Chroniques du ciel. Pascal de Izaguirre, PDG de Corsair : "On navigue un peu à vue"
Dernier entretien de l'été avec un grand patron de l'aérien, sur l'après-crise Covid. Avec aujourd'hui , Pascal de Izaguirre, le PDG de la compagnie CORSAIR
franceinfo : Pascal de Izaguirre, vous êtes président directeur général de Corsair. La crise est-elle derrière ou devant nous ?
Pascal de Izaguirre : Devant nous encore, ce dont je m’aperçois par rapport à la situation après le déconfinement, il y avait un certain optimisme, mais là, on voit bien que cette crise va durer avec de nombreuses incertitudes sur la reprise économique ou l’espoir de trouver un vaccin.
Les inquiétudes pour les compagnies aériennes portent sur la saison d’hiver, les réservations à partir de septembre, qu’en est-il actuellement pour Corsair ?
Nous avons eu la chance de redémarrer assez rapidement sur les Antilles et la Réunion, il y a un trafic important, ce sont des lignes communautaires, comme la Côte d’Ivoire également, mais il faut être très clair, nous sommes partis pour plusieurs mois de sous-activité, avec une grosse interrogation, est ce que le retour se fera à l’été 2021 ou pas, on voit bien qu’on navigue un peu à vue.
Cette crise va faire baisser ou augmenter les billets d’avion ?
Dans un premier temps, elle va les faire baisser, toutes les compagnies sont confrontées à une baisse de la demande, cette baisse de la demande, elle est durable et sera accentuée par les pressions environnementalistes sur le transport aérien, il y aura de la surcapacité qui peut se traduire par une baisse tarifaire.
Cette crise peut entrainer une consolidation en Europe et dans le monde ?
Sans aucun doute, le transport aérien va sortir affaibli de cette crise, il y a moins de passagers, le rythme de croissance va être affecté à la baisse, la plupart des grandes compagnies s’en sortiront avec des aides étatiques, c’est un enjeu de souveraineté, et je pense qu’il y a aussi de la place pour des compagnies comme Corsair sur des marchés de niche sur lesquels nous sommes très implantés comme les départements d’Outre-Mer, mais il y aura des dégâts, des disparitions de compagnies.

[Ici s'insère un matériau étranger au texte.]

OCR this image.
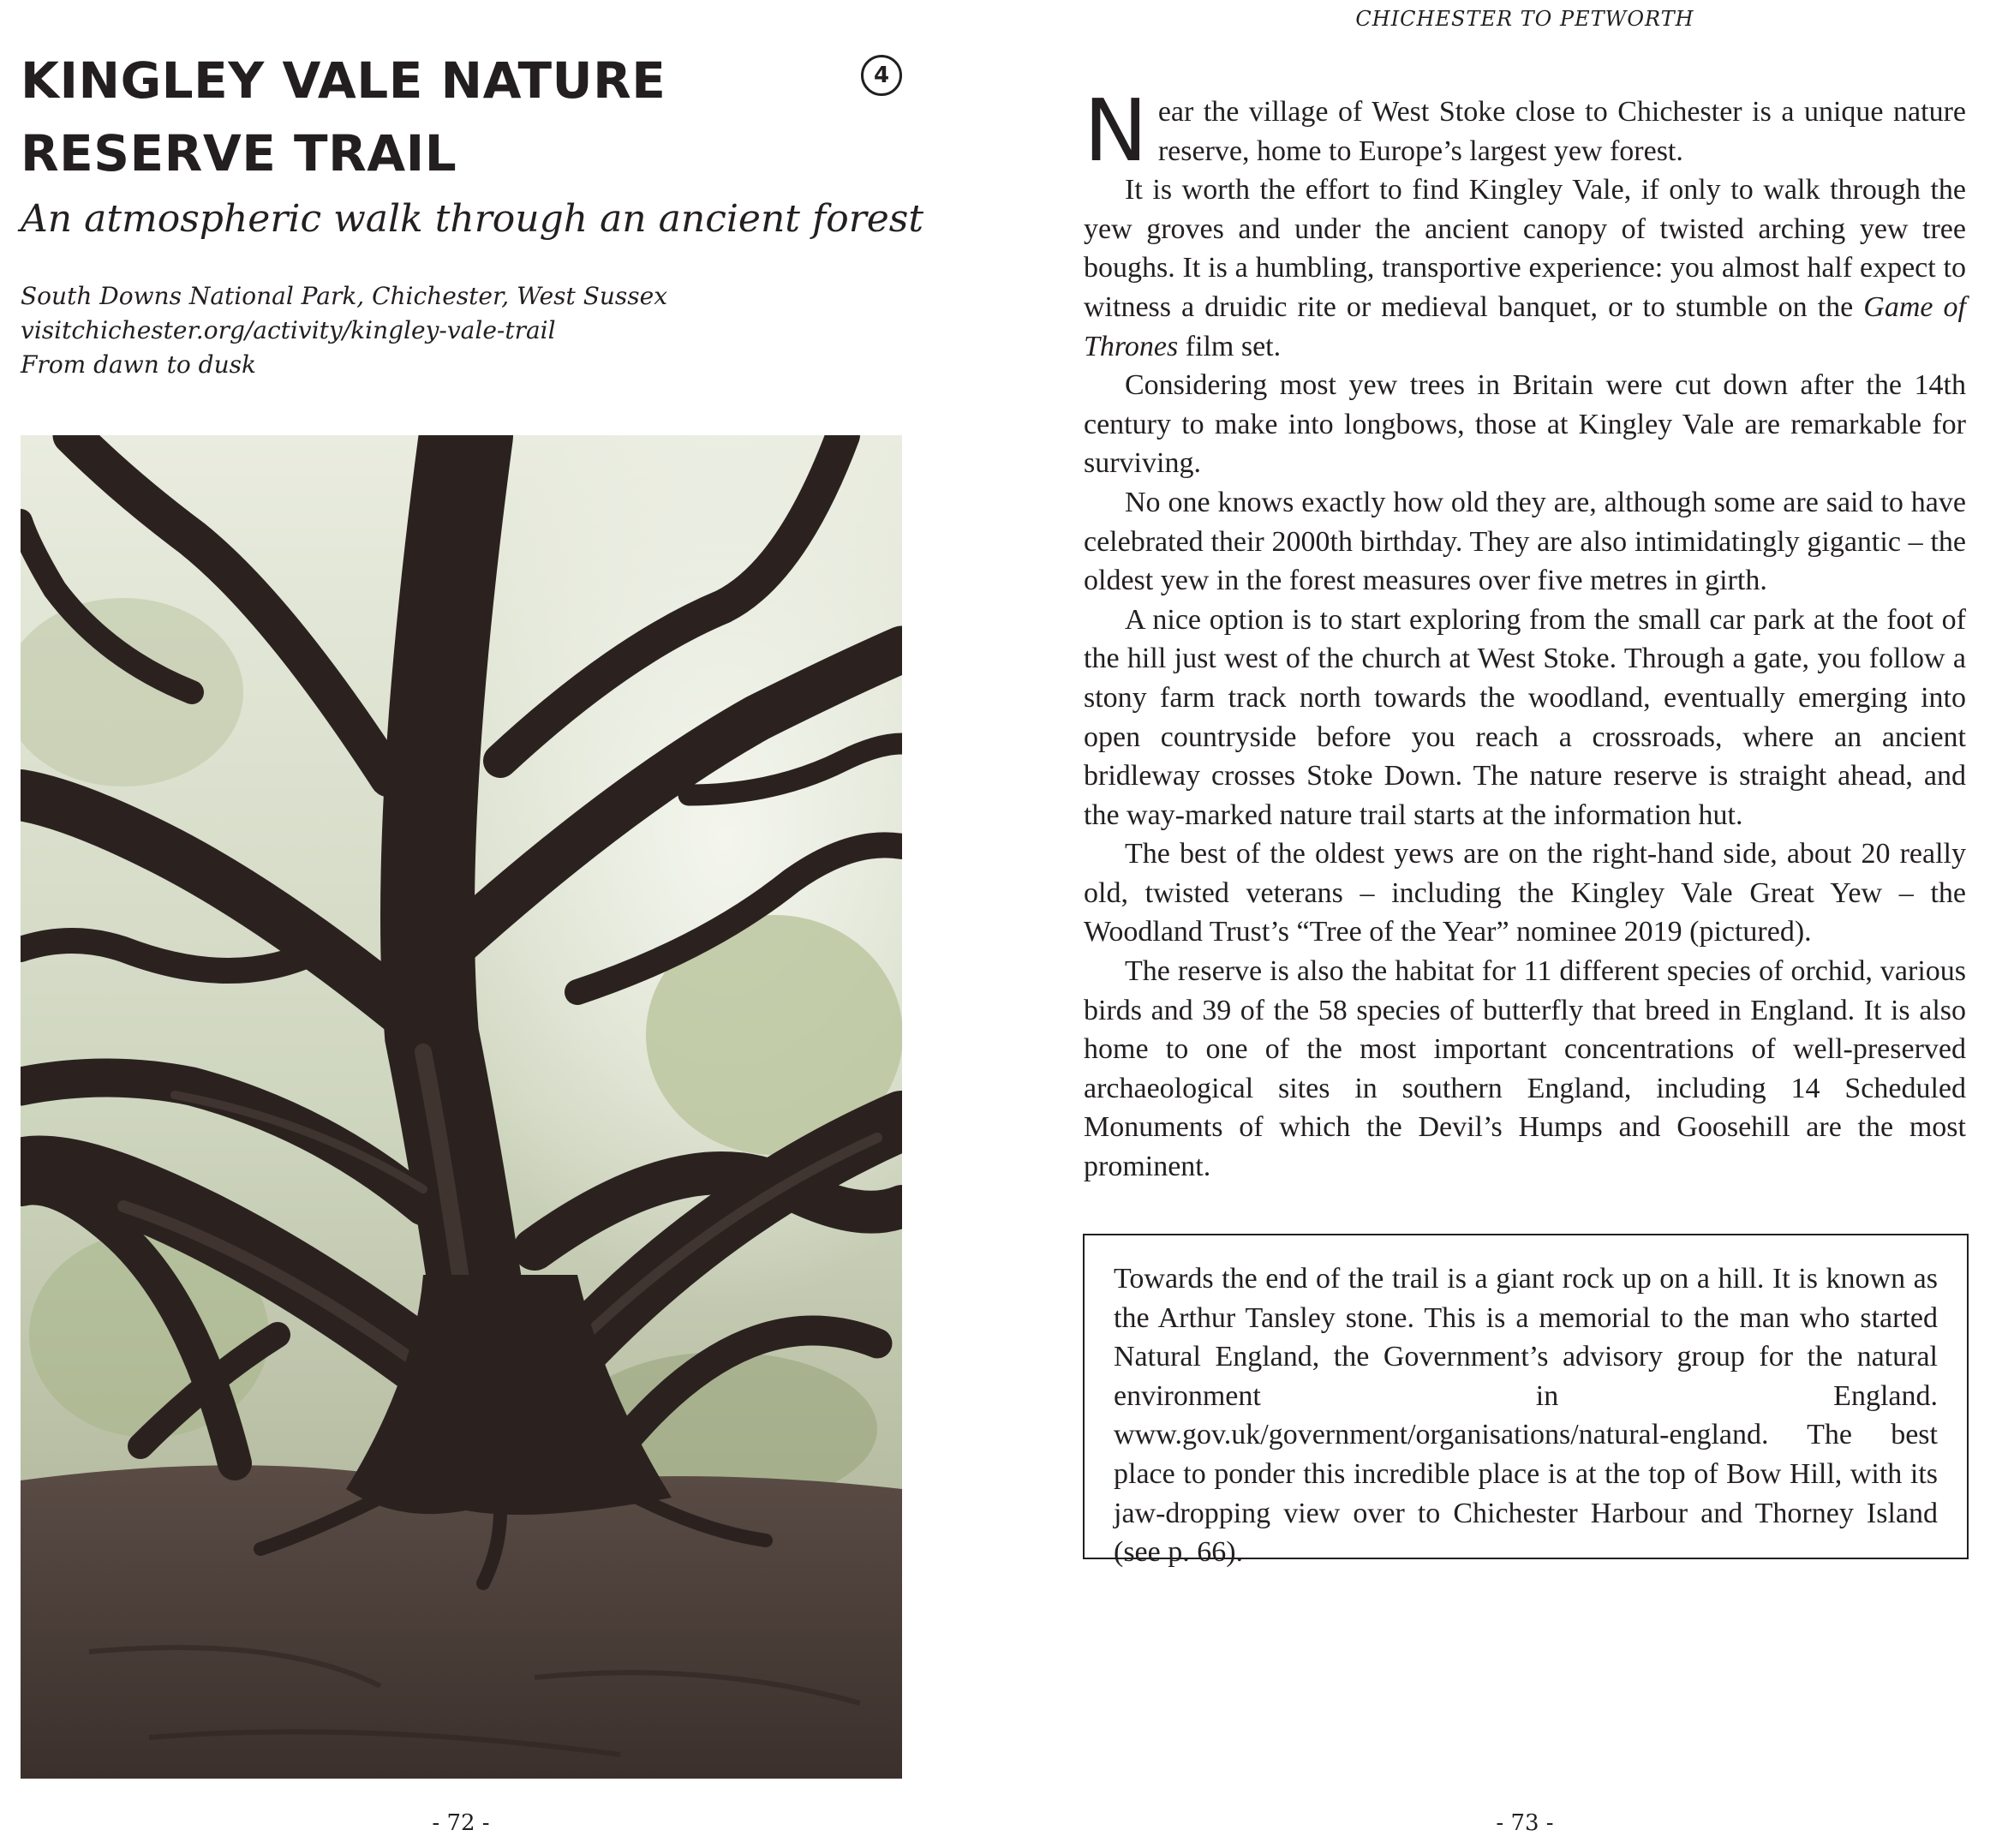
KINGLEY VALE NATURE RESERVE TRAIL
4
An atmospheric walk through an ancient forest
South Downs National Park, Chichester, West Sussex
visitchichester.org/activity/kingley-vale-trail
From dawn to dusk
- 72 -
CHICHESTER TO PETWORTH

Near the village of West Stoke close to Chichester is a unique nature reserve, home to Europe’s largest yew forest.

It is worth the effort to find Kingley Vale, if only to walk through the yew groves and under the ancient canopy of twisted arching yew tree boughs. It is a humbling, transportive experience: you almost half expect to witness a druidic rite or medieval banquet, or to stumble on the Game of Thrones film set.

Considering most yew trees in Britain were cut down after the 14th century to make into longbows, those at Kingley Vale are remarkable for surviving.

No one knows exactly how old they are, although some are said to have celebrated their 2000th birthday. They are also intimidatingly gigantic – the oldest yew in the forest measures over five metres in girth.

A nice option is to start exploring from the small car park at the foot of the hill just west of the church at West Stoke. Through a gate, you follow a stony farm track north towards the woodland, eventually emerging into open countryside before you reach a crossroads, where an ancient bridleway crosses Stoke Down. The nature reserve is straight ahead, and the way-marked nature trail starts at the information hut.

The best of the oldest yews are on the right-hand side, about 20 really old, twisted veterans – including the Kingley Vale Great Yew – the Woodland Trust’s “Tree of the Year” nominee 2019 (pictured).

The reserve is also the habitat for 11 different species of orchid, various birds and 39 of the 58 species of butterfly that breed in England. It is also home to one of the most important concentrations of well-preserved archaeological sites in southern England, including 14 Scheduled Monuments of which the Devil’s Humps and Goosehill are the most prominent.

Towards the end of the trail is a giant rock up on a hill. It is known as the Arthur Tansley stone. This is a memorial to the man who started Natural England, the Government’s advisory group for the natural environment in England. www.gov.uk/government/organisations/natural-england. The best place to ponder this incredible place is at the top of Bow Hill, with its jaw-dropping view over to Chichester Harbour and Thorney Island (see p. 66).
- 73 -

Le billet d’avion doit être au juste prix, ce qui n’était plus cas ?
«Non, nous sommes arrivés à une irrationalité économique, on vous fait croire qu’on peut faire des voyages de 10 à 12 heures pour le prix d’un repas dans bon restaurant. On ne peut vendre un produit aussi sécuritaire ou un service à ce tarif.
Certains modèles économiques peuvent être remis en cause, comme celui des compagnies traditionnelles ?
Je pense que oui, le problème de ces compagnies, c’est leur manque d’agilité, de réactivité et leur plus faible capacité à réduire les coûts, en revanche les low cost sont des compagnies qui s’adaptent très rapidement, sur le moyen-courrier, le low cost va devenir le modèle dominant. Je pense aussi que la puissance des hubs va s’éroder car les clients préfèrent les vols directs et vous savez qu’il arrive sur le marché de nouveaux avions monocouloir comme l’A321 très long rayon d’action. Enfin, j’ajouterai que la diminution du trafic affaires va poser problème aux compagnies legacy. Elles tirent leurs résultats économiques de ce trafic affaires.
On va voyager différemment à l’avenir ?
Je pense qu’il y aura moins de sur-tourisme, on ne voyagera plus de manière aussi frénétique, le tourisme de groupe dans des hôtels clubs, sur les bateaux de croisière va être très affecté, on va s’orienter vers un tourisme plus qualitatif et puis les jeunes voyagent beaucoup moins. Soyons clairs, toutefois, on ne va pas remettre en cause le transport aérien, il reste indispensable sur le long courrier mais nos taux de croissance peuvent être affectés à l’avenir.